The Racquet’s eponymous EP sounds like the early Irish punk rock outfit Stiff Little Fingers without the angsty politics. What you’re left with, then, is reggae-inspired riffs and earnest vocals, but not necessarily gripping songs. That said, the six-song collection is a pretty little package of glittery melodies, solid hooks, bouncy rhythms and yearning “whoa-oh-ohs.”
“Lights” feels like a B-side rock ballad with a lost-at-sea heartache, and sounds something akin to The Police meets The Cure. “Nothing to It”—certainly the best track on the album—revels in the kind of fist-raising, eye-closing melodramatic chorus any 1980s band from Aha to Depeche Mode covets, even without employing a synth. Derivative, yes. Not a bad debut, though.

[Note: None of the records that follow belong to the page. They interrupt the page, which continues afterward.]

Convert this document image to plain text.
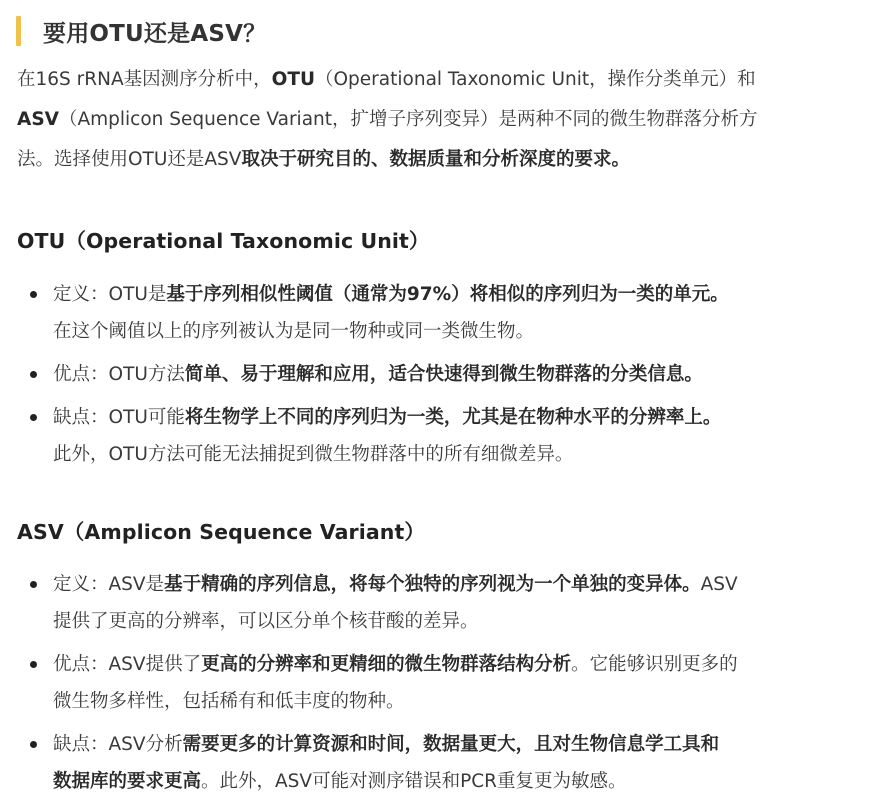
要用OTU还是ASV？

在16S rRNA基因测序分析中，OTU（Operational Taxonomic Unit，操作分类单元）和
ASV（Amplicon Sequence Variant，扩增子序列变异）是两种不同的微生物群落分析方
法。选择使用OTU还是ASV取决于研究目的、数据质量和分析深度的要求。

OTU（Operational Taxonomic Unit）
定义：OTU是基于序列相似性阈值（通常为97%）将相似的序列归为一类的单元。
在这个阈值以上的序列被认为是同一物种或同一类微生物。
优点：OTU方法简单、易于理解和应用，适合快速得到微生物群落的分类信息。
缺点：OTU可能将生物学上不同的序列归为一类，尤其是在物种水平的分辨率上。
此外，OTU方法可能无法捕捉到微生物群落中的所有细微差异。
ASV（Amplicon Sequence Variant）
定义：ASV是基于精确的序列信息，将每个独特的序列视为一个单独的变异体。ASV
提供了更高的分辨率，可以区分单个核苷酸的差异。
优点：ASV提供了更高的分辨率和更精细的微生物群落结构分析。它能够识别更多的
微生物多样性，包括稀有和低丰度的物种。
缺点：ASV分析需要更多的计算资源和时间，数据量更大，且对生物信息学工具和
数据库的要求更高。此外，ASV可能对测序错误和PCR重复更为敏感。
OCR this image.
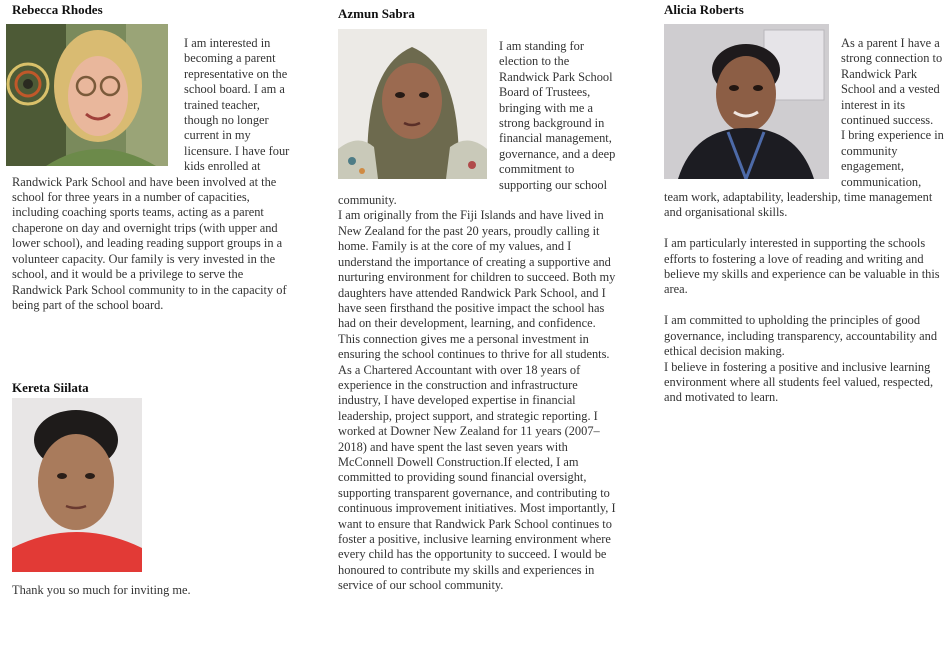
Rebecca Rhodes

I am interested in becoming a parent representative on the school board. I am a trained teacher, though no longer current in my licensure. I have four kids enrolled at Randwick Park School and have been involved at the school for three years in a number of capacities, including coaching sports teams, acting as a parent chaperone on day and overnight trips (with upper and lower school), and leading reading support groups in a volunteer capacity. Our family is very invested in the school, and it would be a privilege to serve the Randwick Park School community to in the capacity of being part of the school board.

Kereta Siilata

Thank you so much for inviting me.

Azmun Sabra

I am standing for election to the Randwick Park School Board of Trustees, bringing with me a strong background in financial management, governance, and a deep commitment to supporting our school community.

I am originally from the Fiji Islands and have lived in New Zealand for the past 20 years, proudly calling it home. Family is at the core of my values, and I understand the importance of creating a supportive and nurturing environment for children to succeed. Both my daughters have attended Randwick Park School, and I have seen firsthand the positive impact the school has had on their development, learning, and confidence. This connection gives me a personal investment in ensuring the school continues to thrive for all students.

As a Chartered Accountant with over 18 years of experience in the construction and infrastructure industry, I have developed expertise in financial leadership, project support, and strategic reporting. I worked at Downer New Zealand for 11 years (2007–2018) and have spent the last seven years with McConnell Dowell Construction.If elected, I am committed to providing sound financial oversight, supporting transparent governance, and contributing to continuous improvement initiatives. Most importantly, I want to ensure that Randwick Park School continues to foster a positive, inclusive learning environment where every child has the opportunity to succeed. I would be honoured to contribute my skills and experiences in service of our school community.

Alicia Roberts

As a parent I have a strong connection to Randwick Park School and a vested interest in its continued success.

I bring experience in community engagement, communication, team work, adaptability, leadership, time management and organisational skills.

I am particularly interested in supporting the schools efforts to fostering a love of reading and writing and believe my skills and experience can be valuable in this area.

I am committed to upholding the principles of good governance, including transparency, accountability and ethical decision making.

I believe in fostering a positive and inclusive learning environment where all students feel valued, respected, and motivated to learn.
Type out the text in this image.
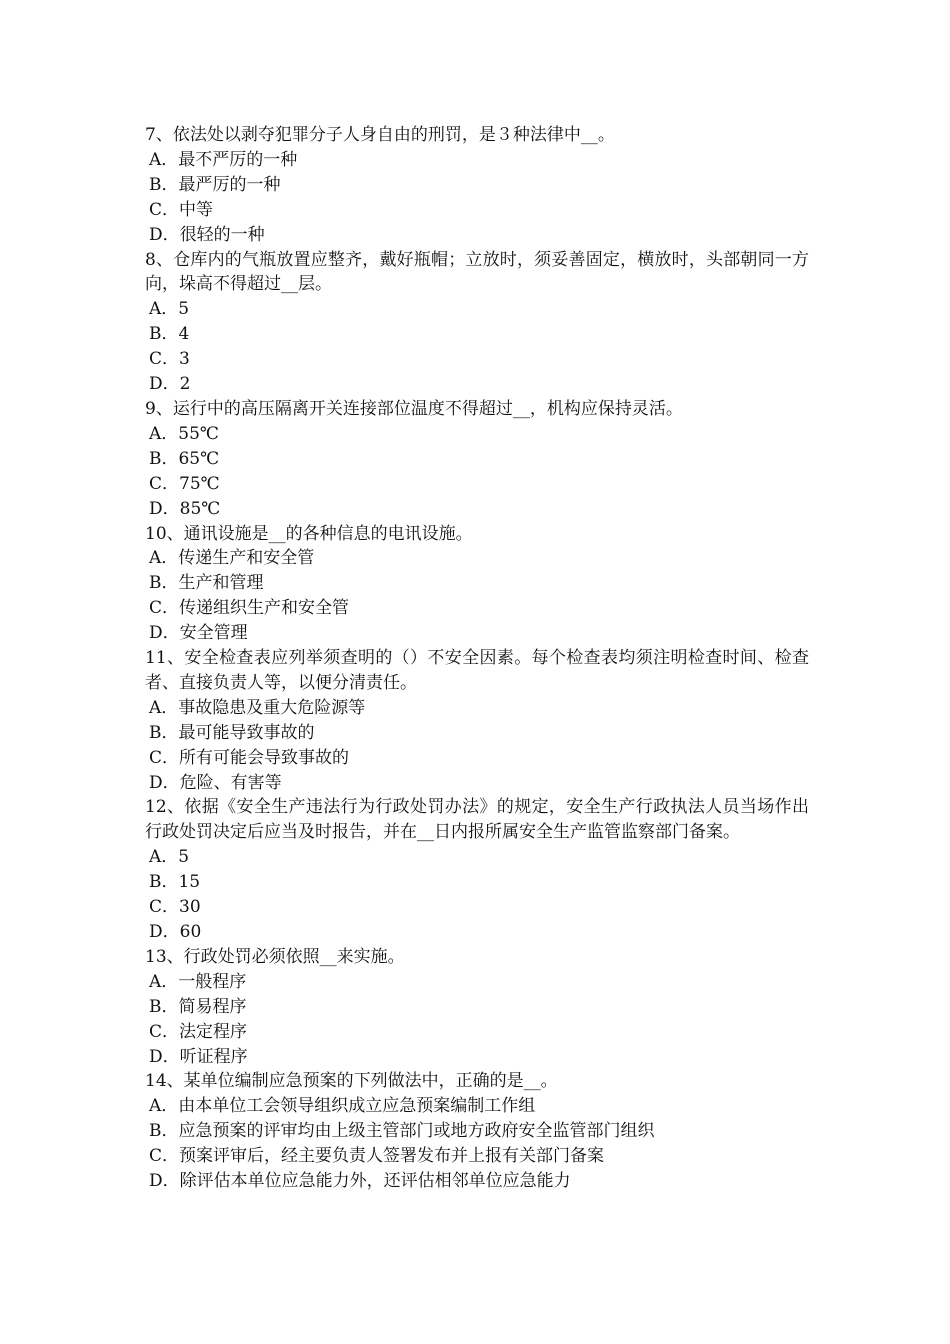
7、依法处以剥夺犯罪分子人身自由的刑罚，是３种法律中__。

A．最不严厉的一种

B．最严厉的一种

C．中等

D．很轻的一种

8、仓库内的气瓶放置应整齐，戴好瓶帽；立放时，须妥善固定，横放时，头部朝同一方向，垛高不得超过__层。

A．5

B．4

C．3

D．2

9、运行中的高压隔离开关连接部位温度不得超过__，机构应保持灵活。

A．55℃

B．65℃

C．75℃

D．85℃

10、通讯设施是__的各种信息的电讯设施。

A．传递生产和安全管

B．生产和管理

C．传递组织生产和安全管

D．安全管理

11、安全检查表应列举须查明的（）不安全因素。每个检查表均须注明检查时间、检查者、直接负责人等，以便分清责任。

A．事故隐患及重大危险源等

B．最可能导致事故的

C．所有可能会导致事故的

D．危险、有害等

12、依据《安全生产违法行为行政处罚办法》的规定，安全生产行政执法人员当场作出行政处罚决定后应当及时报告，并在__日内报所属安全生产监管监察部门备案。

A．5

B．15

C．30

D．60

13、行政处罚必须依照__来实施。

A．一般程序

B．简易程序

C．法定程序

D．听证程序

14、某单位编制应急预案的下列做法中，正确的是__。

A．由本单位工会领导组织成立应急预案编制工作组

B．应急预案的评审均由上级主管部门或地方政府安全监管部门组织

C．预案评审后，经主要负责人签署发布并上报有关部门备案

D．除评估本单位应急能力外，还评估相邻单位应急能力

The local trio—all brothers—exhibits just enough charm to make their repetitive, sometimes clumsy riffs feel less annoying and more on the homey, comfortable side. Nick Laslovich’s smooth vocals are easy on the ears, even if he lingers a bit overzealously on each note.
If this group ratchets up the lyrical bravery, weaves in a little more instrumental fluidity and harnesses a bit more unpredictability they won’t need politics like SLF does—they’ll stand out as a fresh band with a retro edge.
The Racquet plays the Badlander Friday, May 22, at 9 PM, with Secret Powers and The CropDusters. $5.